The two remaining members of Sun City Girls, Alan and Richard Bishop, will pay tribute to their recently deceased bandmate, Charles Gocher, at Friday's event, with a screening of Gocher’s video art followed by an acoustic performance by the Bishops.
South Portland’s own avant-folk behemoth, Fire on Fire, play their first gig in about nine months to open the show, continuing the deep but little-known connection between the two bands. Earlier this decade, some members of FoF, then in their previous musical incarnation, Cerberus Shoal, began exchanging mail art and music with the "Gals." Later, the group collaborated with Alan Bishop on a fascinating EP called The Vim and Vigour of Alvarius Band Cerberus Shoal, released on Northeast Indie in 2002 and still available on the label’s Web site (northeastindie.com), which captured the essence of both groups — chaos dancing with reverie, folk and psychedelia strewn with carnivalesque oddities.

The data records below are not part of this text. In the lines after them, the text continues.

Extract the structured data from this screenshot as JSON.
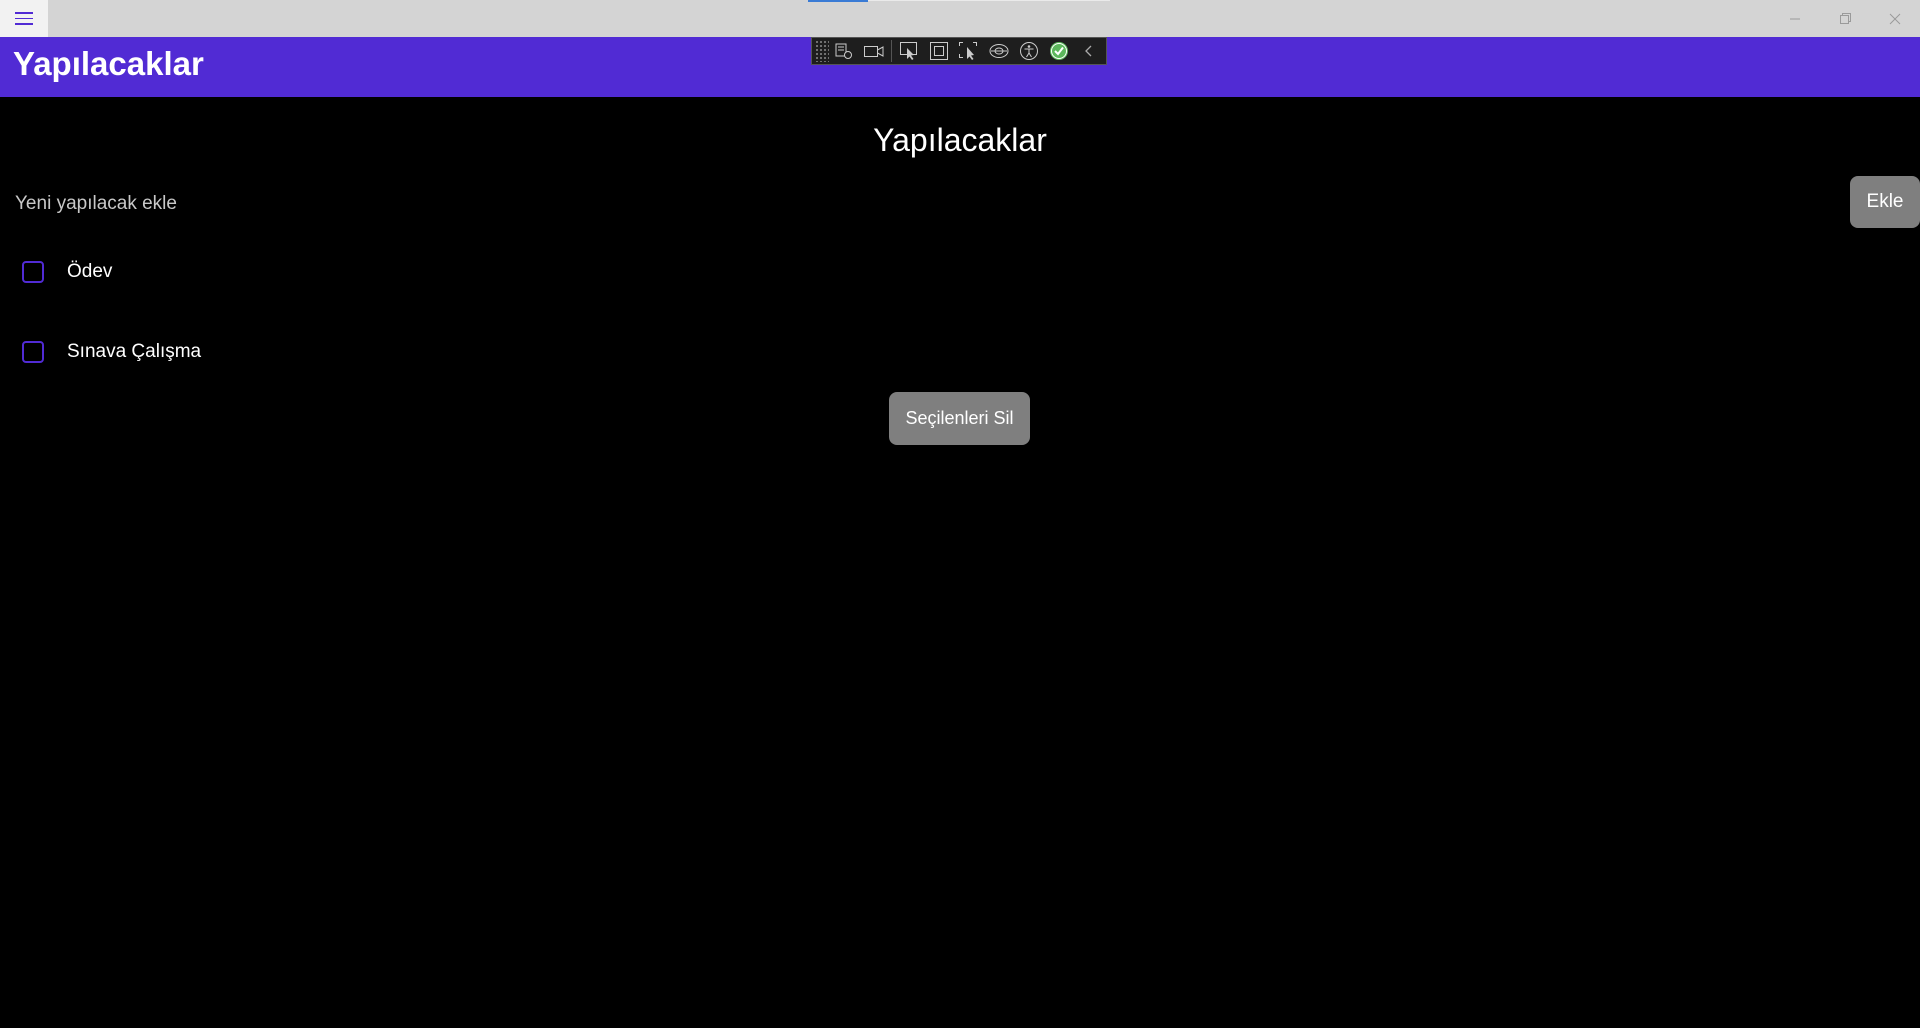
{
  "titlebar": {
    "menu_icon": "hamburger-icon",
    "controls": [
      "minimize-icon",
      "maximize-icon",
      "close-icon"
    ]
  },
  "header": {
    "title": "Yapılacaklar"
  },
  "devtoolbar": {
    "tools": [
      "live-visual-tree-icon",
      "record-icon",
      "select-element-icon",
      "display-layout-adorners-icon",
      "track-focus-icon",
      "binding-failures-icon",
      "accessibility-icon",
      "hot-reload-status-icon",
      "collapse-icon"
    ]
  },
  "main": {
    "page_title": "Yapılacaklar",
    "new_todo": {
      "placeholder": "Yeni yapılacak ekle",
      "value": ""
    },
    "add_button": "Ekle",
    "todos": [
      {
        "label": "Ödev",
        "checked": false
      },
      {
        "label": "Sınava Çalışma",
        "checked": false
      }
    ],
    "delete_button": "Seçilenleri Sil"
  },
  "colors": {
    "accent": "#512bd4",
    "button": "#7f7f7f",
    "background": "#000000"
  }
}
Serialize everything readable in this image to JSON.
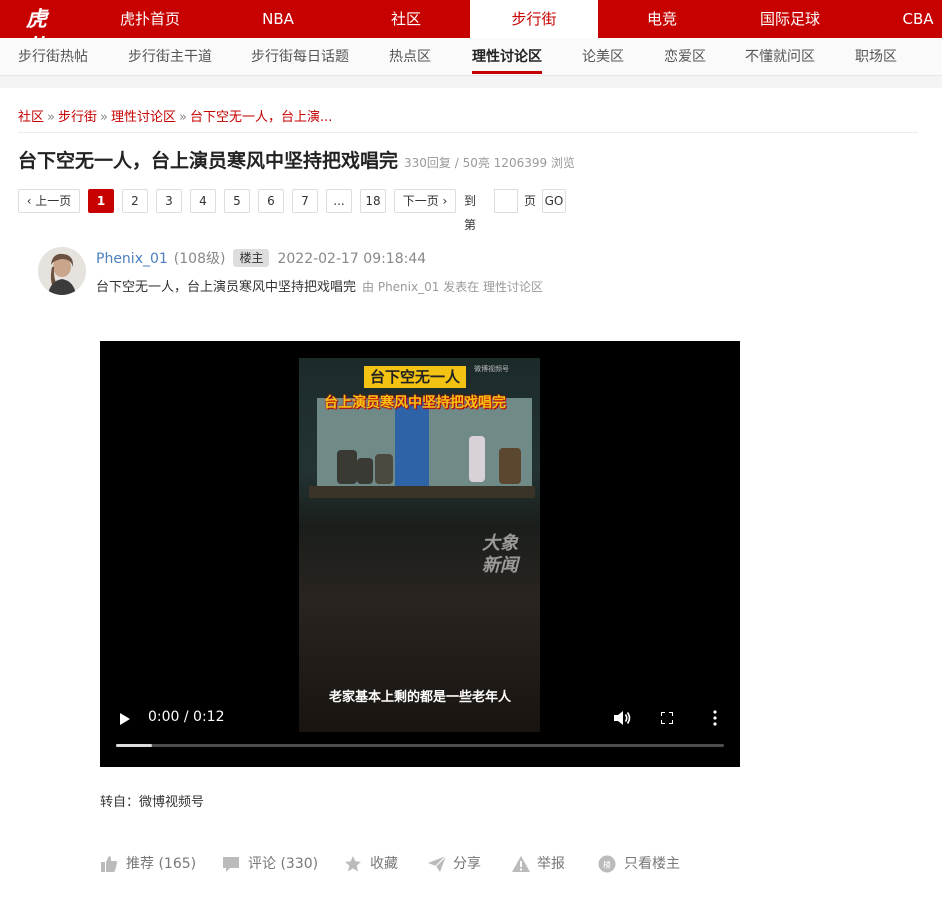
{
  "logo": {
    "text": "虎扑"
  },
  "topnav": {
    "items": [
      {
        "label": "虎扑首页"
      },
      {
        "label": "NBA"
      },
      {
        "label": "社区"
      },
      {
        "label": "步行街",
        "active": true
      },
      {
        "label": "电竞"
      },
      {
        "label": "国际足球"
      },
      {
        "label": "CBA"
      }
    ]
  },
  "subnav": {
    "items": [
      {
        "label": "步行街热帖"
      },
      {
        "label": "步行街主干道"
      },
      {
        "label": "步行街每日话题"
      },
      {
        "label": "热点区"
      },
      {
        "label": "理性讨论区",
        "active": true
      },
      {
        "label": "论美区"
      },
      {
        "label": "恋爱区"
      },
      {
        "label": "不懂就问区"
      },
      {
        "label": "职场区"
      }
    ]
  },
  "breadcrumb": [
    "社区",
    "步行街",
    "理性讨论区",
    "台下空无一人，台上演..."
  ],
  "breadcrumb_sep": "»",
  "thread": {
    "title": "台下空无一人，台上演员寒风中坚持把戏唱完",
    "stats": "330回复 / 50亮 1206399 浏览"
  },
  "pager": {
    "prev": "‹ 上一页",
    "pages": [
      "1",
      "2",
      "3",
      "4",
      "5",
      "6",
      "7",
      "...",
      "18"
    ],
    "current": "1",
    "next": "下一页 ›",
    "goto_prefix": "到第",
    "goto_suffix": "页",
    "go": "GO"
  },
  "post": {
    "username": "Phenix_01",
    "level": "(108级)",
    "badge": "楼主",
    "time": "2022-02-17 09:18:44",
    "subtitle": "台下空无一人，台上演员寒风中坚持把戏唱完",
    "posted_by": "由  Phenix_01 发表在  理性讨论区"
  },
  "video": {
    "overlay_title1": "台下空无一人",
    "overlay_title2": "台上演员寒风中坚持把戏唱完",
    "watermark": "微博视频号",
    "logo_text": "大象\n新闻",
    "caption": "老家基本上剩的都是一些老年人",
    "time": "0:00 / 0:12",
    "progress": 0.06
  },
  "source": "转自：微博视频号",
  "actions": [
    {
      "icon": "thumbs-up-icon",
      "label": "推荐 (165)"
    },
    {
      "icon": "comment-icon",
      "label": "评论 (330)"
    },
    {
      "icon": "star-icon",
      "label": "收藏"
    },
    {
      "icon": "share-icon",
      "label": "分享"
    },
    {
      "icon": "warning-icon",
      "label": "举报"
    },
    {
      "icon": "owner-only-icon",
      "label": "只看楼主"
    }
  ],
  "colors": {
    "brand": "#c60100",
    "link": "#4b7fbe",
    "muted": "#999999"
  }
}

Cerberus Shoal went on to open for the Sun City Girls a few times in 2004-2005, and singer/multi-instrumentalist Colleen Kinsella recalls the visceral reaction their performances provoked. “I remember my eyes watering, my eyes burned. I wanted to be everywhere at once. Running through the crowd, pressed up against the stage, wishing I was one of them.”
Bandmate Chriss Sutherland, reflecting on the Girls’ prodigious but quirky legend, calls them heroes. “They have existed for over a quarter century making music, art, video, politics and jokes without borders and without dumbing down or pandering to an audience. They represent an idea of a musician/artist that is almost extinct in our country.”
Fire on Fire and the Bishops play tribute to Gocher at 9:30 pm on Saturday. Tickets are $10, available at SPACE Gallery’s Web site, space538.org.